Référence à : Tribunal ETF/Landgren, précité, point 162, et la jurisprudence citée

5.      En raison du large pouvoir d’appréciation dont dispose l’autorité habilitée à conclure des contrats d’engagement, en cas de faute susceptible de justifier le licenciement d’un agent temporaire, rien ne l’oblige à engager une procédure disciplinaire à l’encontre de ce dernier plutôt que de recourir à la faculté de résiliation unilatérale du contrat prévue à l’article 47, sous c), du régime applicable aux autres agents. Ce n’est que dans l’hypothèse où cette autorité entend licencier un agent temporaire, sans préavis, en cas de manquement grave à ses obligations, qu’il convient d’engager, conformément à l’article 49, paragraphe 1, du régime applicable aux autres agents, la procédure disciplinaire organisée à l’annexe IX du statut et applicable par analogie aux agents temporaires.

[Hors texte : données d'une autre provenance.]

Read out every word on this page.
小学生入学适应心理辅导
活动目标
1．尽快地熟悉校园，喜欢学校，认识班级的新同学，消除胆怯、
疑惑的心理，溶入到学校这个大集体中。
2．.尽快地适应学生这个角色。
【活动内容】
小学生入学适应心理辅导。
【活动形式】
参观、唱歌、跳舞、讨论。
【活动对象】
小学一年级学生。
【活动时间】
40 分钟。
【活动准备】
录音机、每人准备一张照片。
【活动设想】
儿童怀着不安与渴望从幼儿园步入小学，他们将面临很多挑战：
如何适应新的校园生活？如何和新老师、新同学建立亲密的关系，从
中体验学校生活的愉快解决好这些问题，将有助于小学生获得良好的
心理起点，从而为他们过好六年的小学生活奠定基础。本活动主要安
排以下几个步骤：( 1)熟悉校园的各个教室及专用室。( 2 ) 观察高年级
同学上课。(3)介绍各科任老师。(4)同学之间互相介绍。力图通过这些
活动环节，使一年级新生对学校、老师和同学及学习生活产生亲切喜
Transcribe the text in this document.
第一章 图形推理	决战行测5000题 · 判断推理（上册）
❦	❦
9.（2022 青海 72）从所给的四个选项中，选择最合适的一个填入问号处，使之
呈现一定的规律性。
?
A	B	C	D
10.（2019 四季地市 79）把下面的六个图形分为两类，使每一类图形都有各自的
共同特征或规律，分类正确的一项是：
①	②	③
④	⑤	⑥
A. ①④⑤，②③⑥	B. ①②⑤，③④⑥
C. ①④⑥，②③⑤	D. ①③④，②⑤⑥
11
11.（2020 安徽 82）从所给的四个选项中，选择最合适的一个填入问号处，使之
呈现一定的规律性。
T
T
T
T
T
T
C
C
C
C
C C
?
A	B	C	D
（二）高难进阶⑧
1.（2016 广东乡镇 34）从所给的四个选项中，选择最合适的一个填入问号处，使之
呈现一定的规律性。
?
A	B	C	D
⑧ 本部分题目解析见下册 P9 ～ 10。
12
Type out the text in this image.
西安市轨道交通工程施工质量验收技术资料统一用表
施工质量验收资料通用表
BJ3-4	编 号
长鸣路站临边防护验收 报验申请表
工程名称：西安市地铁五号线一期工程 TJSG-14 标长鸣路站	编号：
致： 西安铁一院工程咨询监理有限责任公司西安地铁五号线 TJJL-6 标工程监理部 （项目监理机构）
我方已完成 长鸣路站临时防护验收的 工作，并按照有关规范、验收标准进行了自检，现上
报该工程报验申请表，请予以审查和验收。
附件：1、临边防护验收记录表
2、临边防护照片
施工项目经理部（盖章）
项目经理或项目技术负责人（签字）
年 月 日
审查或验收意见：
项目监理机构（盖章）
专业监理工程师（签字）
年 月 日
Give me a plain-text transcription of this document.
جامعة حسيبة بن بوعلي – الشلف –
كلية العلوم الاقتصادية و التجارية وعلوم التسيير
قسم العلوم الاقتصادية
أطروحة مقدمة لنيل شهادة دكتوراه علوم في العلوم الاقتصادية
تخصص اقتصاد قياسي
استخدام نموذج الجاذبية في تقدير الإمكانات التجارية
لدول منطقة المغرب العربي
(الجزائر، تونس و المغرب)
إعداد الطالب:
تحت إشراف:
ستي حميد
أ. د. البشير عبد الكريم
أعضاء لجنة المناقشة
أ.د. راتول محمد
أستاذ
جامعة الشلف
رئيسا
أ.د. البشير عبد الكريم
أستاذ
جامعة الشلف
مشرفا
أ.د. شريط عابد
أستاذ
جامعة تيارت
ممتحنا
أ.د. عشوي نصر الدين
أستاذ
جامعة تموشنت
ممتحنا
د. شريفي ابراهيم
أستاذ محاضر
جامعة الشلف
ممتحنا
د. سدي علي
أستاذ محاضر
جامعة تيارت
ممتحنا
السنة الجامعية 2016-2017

L’article 50 bis du régime applicable aux autres agents n’impose pas une obligation, mais donne seulement la faculté à l’autorité habilitée à conclure des contrats d’engagement d’ouvrir une procédure disciplinaire en cas d’un quelconque manquement de l’agent temporaire aux obligations auxquelles il est tenu.

(voir points 100 et 102)


6.      Il résulte de l’article 11 de l’annexe I du statut de la Cour de justice ainsi que de l’article 138, paragraphe 1, sous c), du règlement de procédure du Tribunal qu’un pourvoi doit indiquer de façon précise les éléments critiqués de l’arrêt dont l’annulation est demandée ainsi que les arguments juridiques qui soutiennent de manière spécifique cette demande. Ne répond pas à cette exigence le pourvoi qui ne comporte aucune argumentation visant spécifiquement à identifier l’erreur de droit dont serait entaché l’arrêt ou l’ordonnance en question.

(voir point 112)


Référence à : Tribunal 9 septembre 2010, Andreasen/Commission, T‑17/08 P, point 127, et la jurisprudence citée ; Tribunal 16 septembre 2010, Lebedef/Commission, T‑52/10 P, point 35, et la jurisprudence citée

7.      Dans le cadre des règles applicables au personnel du Centre européen pour le développement de la formation professionnelle, la commission de recours est l’organe administratif qui s’est vu attribuer qualité pour répondre à toutes les réclamations introduites par le personnel concerné conformément à l’article 90, paragraphe 2, du statut. L’impartialité et l’objectivité d’un tel organe, paritairement composé de membres du personnel ne sauraient être envisagées in abstracto. Elles ne peuvent être mises en cause, dans le contexte particulier d’une procédure de réclamation donnée, qu’en ayant égard à toutes les circonstances du cas d’espèce, notamment celles tenant à la personne du réclamant, à l’objet de sa réclamation et aux relations éventuelles que lui-même ainsi que, le cas échéant, la ou les personnes que sa réclamation met en cause entretiennent avec les membres de la commission de recours.